BOSTON, MA - JUNE 24: Marian Hossa #81 of the Chicago Blackhawks celebrates with the Stanley Cup in the locker room after defeating the Boston Bruins in Game Six of the 2013 NHL Stanley Cup Final at TD Garden on June 24, 2013 in Boston, Massachusetts. The Chicago Blackhawks defeated the Boston Bruins 3-2. (Photo by Dave Sandford - Pool/Getty Images)
Elliotte Friedman of the CBC in Canada is widely regarded as one of the best hockey reporters in the business, and his “30 Thoughts” columns are always chock full of puck goodness.
Wednesday’s column was no exception, with a couple of nuggets regarding various members of the Stanley Cup champion Chicago Blackhawks. He had thoughts on Brent Seabrook and an interesting tidbit about Corey Crawford, but it was his passage about winger Marian Hossa that warrants the most attention:
“Chicago’s win likely alters a few other teams’ off-season plans…The other interesting one is Marian Hossa, who was very good until a back problem slowed him down. This is purely an educated guess, but I wondered if Ottawa Senators GM Bryan Murray might approach the Blackhawks to see if he is available. Things did not end well between Hossa and the Senators in 2005, but maybe time heals the wound. He would be a perfect fit in Ottawa, but that’s harder to see now.”
The interesting thing is not that Hossa could potentially be viewed as trade-able by Chicago GM Stan Bowman, because the truth is that any player, with the exceptions of Jonathan Toews and Patrick Kane, is available for the right price.
What’s interesting is that Friedman actually thinks that another team could potentially have interest in acquiring a player who has eight years left on a contract that carries a salary cap hit of $5.33 million, especially in light of the fact that the salary cap is plunging down to $64 million for the 2013-14 season.
A Blackhawks trade of Hossa would be a hard one to execute. The team would likely be expected to take back a sizable contract in order to cushion the blow of the team acquiring Hossa’s large remaining cap hit, but there’s also the matter of the cap penalty that the Blackhawks would have to absorb in order to shed Hossa from the team.
For those that don’t remember, back when the new Collective Bargaining Agreement was signed in January, there was a provision in there about a process called “salary cap recapture.” Basically, the system was designed to punish teams that had signed players to long-term front loaded contracts in order to lower a player’s salary cap hit.
The Blackhawks have a couple of contracts like that on the team, with Duncan Keith’s 13 year deal being slightly front loaded and Hossa’s deal paying him $7.9 million a season for the first seven years of the contract, and a grand total of $3.5 million over the final four years of the contract.

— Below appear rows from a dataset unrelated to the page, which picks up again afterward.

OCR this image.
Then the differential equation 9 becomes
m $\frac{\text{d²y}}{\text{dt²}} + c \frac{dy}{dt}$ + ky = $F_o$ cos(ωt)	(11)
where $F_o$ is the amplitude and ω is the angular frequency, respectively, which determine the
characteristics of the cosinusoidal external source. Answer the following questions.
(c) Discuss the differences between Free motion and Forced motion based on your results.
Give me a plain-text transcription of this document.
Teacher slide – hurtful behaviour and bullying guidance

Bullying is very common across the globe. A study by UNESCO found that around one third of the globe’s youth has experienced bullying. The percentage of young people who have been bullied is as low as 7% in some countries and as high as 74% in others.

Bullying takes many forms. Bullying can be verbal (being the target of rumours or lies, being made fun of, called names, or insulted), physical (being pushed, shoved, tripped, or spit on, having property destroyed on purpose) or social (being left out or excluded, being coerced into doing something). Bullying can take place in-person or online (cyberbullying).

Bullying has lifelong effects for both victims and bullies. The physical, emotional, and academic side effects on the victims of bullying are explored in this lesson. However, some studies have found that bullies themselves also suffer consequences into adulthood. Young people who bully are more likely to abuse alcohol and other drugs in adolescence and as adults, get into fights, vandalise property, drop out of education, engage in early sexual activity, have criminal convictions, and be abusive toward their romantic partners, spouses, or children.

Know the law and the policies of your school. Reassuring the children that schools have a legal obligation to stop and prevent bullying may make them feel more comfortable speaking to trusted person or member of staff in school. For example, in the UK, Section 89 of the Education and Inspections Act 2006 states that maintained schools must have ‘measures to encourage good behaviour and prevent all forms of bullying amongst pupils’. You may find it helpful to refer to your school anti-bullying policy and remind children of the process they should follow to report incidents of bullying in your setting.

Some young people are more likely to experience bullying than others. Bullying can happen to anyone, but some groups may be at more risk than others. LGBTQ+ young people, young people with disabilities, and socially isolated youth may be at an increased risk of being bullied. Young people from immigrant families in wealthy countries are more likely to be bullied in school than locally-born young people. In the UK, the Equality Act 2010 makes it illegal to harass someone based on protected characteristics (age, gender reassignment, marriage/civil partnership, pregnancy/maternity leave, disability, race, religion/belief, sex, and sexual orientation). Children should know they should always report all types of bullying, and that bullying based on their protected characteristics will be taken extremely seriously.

The way cap recapture works is that a team “owes”, in the form of a salary cap penalty, the total amount that the player’s actual salary and cap hit are separated by. In Hossa’s case, the math works out to $18.2 million over those first seven years of the deal, which can be paid off in yearly installments rather than all at once.
We published a chart back in March detailing how the salary cap penalty would work for that repayment, with a $9.1 million penalty per season coming for the Hawks if Hossa were to retire after the 2018-19 season.

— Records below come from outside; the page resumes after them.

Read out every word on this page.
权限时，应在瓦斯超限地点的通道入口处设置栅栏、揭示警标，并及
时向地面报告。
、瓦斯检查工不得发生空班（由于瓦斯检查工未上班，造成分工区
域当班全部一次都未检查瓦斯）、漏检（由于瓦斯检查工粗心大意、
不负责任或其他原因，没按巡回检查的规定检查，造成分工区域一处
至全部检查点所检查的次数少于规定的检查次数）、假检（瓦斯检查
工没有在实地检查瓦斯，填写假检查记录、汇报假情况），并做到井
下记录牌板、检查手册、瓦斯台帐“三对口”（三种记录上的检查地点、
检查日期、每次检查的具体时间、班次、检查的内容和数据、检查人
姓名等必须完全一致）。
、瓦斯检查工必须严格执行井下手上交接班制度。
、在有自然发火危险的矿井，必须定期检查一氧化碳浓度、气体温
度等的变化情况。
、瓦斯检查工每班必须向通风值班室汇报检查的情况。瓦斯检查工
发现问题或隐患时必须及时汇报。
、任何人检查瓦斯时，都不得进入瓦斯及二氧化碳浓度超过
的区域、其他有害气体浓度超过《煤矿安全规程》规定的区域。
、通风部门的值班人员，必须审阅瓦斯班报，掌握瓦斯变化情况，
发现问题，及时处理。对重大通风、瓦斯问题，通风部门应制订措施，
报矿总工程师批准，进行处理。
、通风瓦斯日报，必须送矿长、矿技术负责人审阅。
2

IF the Blackhawks were to trade him now, they would still be on the hook for some of that cap penalty, since they’ve benefitted from his salary being higher than his actual cap hit for four seasons. If they were to deal him, the Hawks would owe a salary cap penalty of $1.86 million every season for the next eight years to pay off the $13 million different between salary and cap hit.
That penalty, while seemingly not that significant, would be enough to likely scuttle any deal for Hossa, unless Ottawa kicked in money, which they would not do because of the remaining term of the deal. So for those Hawks fans who would be appalled if Hossa were to be dealt, you likely don’t have to worry.

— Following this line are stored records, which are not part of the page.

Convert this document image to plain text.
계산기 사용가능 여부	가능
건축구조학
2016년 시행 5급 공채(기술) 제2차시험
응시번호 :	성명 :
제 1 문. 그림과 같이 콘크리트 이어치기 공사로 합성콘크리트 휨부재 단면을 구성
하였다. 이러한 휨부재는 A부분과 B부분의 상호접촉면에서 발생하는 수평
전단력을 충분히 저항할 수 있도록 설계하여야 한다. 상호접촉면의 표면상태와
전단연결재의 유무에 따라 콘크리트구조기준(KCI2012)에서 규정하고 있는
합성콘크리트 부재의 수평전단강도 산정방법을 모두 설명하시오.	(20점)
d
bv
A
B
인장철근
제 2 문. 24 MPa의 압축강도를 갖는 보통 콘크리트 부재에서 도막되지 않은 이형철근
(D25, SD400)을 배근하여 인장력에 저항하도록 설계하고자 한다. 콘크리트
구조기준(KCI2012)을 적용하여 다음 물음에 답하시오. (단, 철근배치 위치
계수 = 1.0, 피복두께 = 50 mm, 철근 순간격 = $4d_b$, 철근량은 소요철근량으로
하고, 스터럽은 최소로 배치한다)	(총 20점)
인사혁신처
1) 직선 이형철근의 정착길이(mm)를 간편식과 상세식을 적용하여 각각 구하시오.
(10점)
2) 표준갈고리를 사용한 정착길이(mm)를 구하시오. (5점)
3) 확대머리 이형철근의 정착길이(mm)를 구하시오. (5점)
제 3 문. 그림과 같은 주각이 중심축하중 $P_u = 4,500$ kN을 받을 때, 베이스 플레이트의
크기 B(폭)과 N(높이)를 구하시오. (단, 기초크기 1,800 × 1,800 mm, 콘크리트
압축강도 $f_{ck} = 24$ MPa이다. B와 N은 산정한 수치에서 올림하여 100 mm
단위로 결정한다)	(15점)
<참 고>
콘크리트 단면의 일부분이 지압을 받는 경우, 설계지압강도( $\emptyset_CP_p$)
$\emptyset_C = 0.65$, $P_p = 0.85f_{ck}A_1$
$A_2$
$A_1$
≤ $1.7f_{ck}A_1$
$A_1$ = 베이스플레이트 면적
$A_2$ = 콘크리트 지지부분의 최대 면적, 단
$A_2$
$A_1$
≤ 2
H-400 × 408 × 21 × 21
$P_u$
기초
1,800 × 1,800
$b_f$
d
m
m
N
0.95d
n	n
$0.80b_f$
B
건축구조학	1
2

Whether the Blackhawks will use an amnesty buyout on Hossa is a different story though. That option, which still would come with the recapture penalties mentioned above, would take Hossa’s cap hit completely off the books, and would allow him to become a free agent, able to sign with any team. Several teams, including the Philadelphia Flyers with Ilya Bryzgalov and Danny Briere, have already said that they will use the buyout option, but Hossa is definitely one of the highest profile possibilities for the cap-saving move.
TSN's Bob Mackenzie doesn't think that the Hawks will use the buyout on Hossa, but rather on two other contracts that they buried with the Rockford IceHogs during the 2013 season:
Komisarek seems a given in TOR. I'd be shocked if CHI doesn't buy out Olesz and Montador. Colaiacovo is a possibility in DET.
— Bob McKenzie (@TSNBobMcKenzie) June 26, 2013
The window to buy players out opens on Wednesday evening, which is 48 hours after the Cup Final ended, and closes on July 4th. Surely word will come down over that time as to whether or not the Hawks plan on buying Hossa out, although the smart money says they will not.
Whether Bowman agrees with that or not remains to be seen.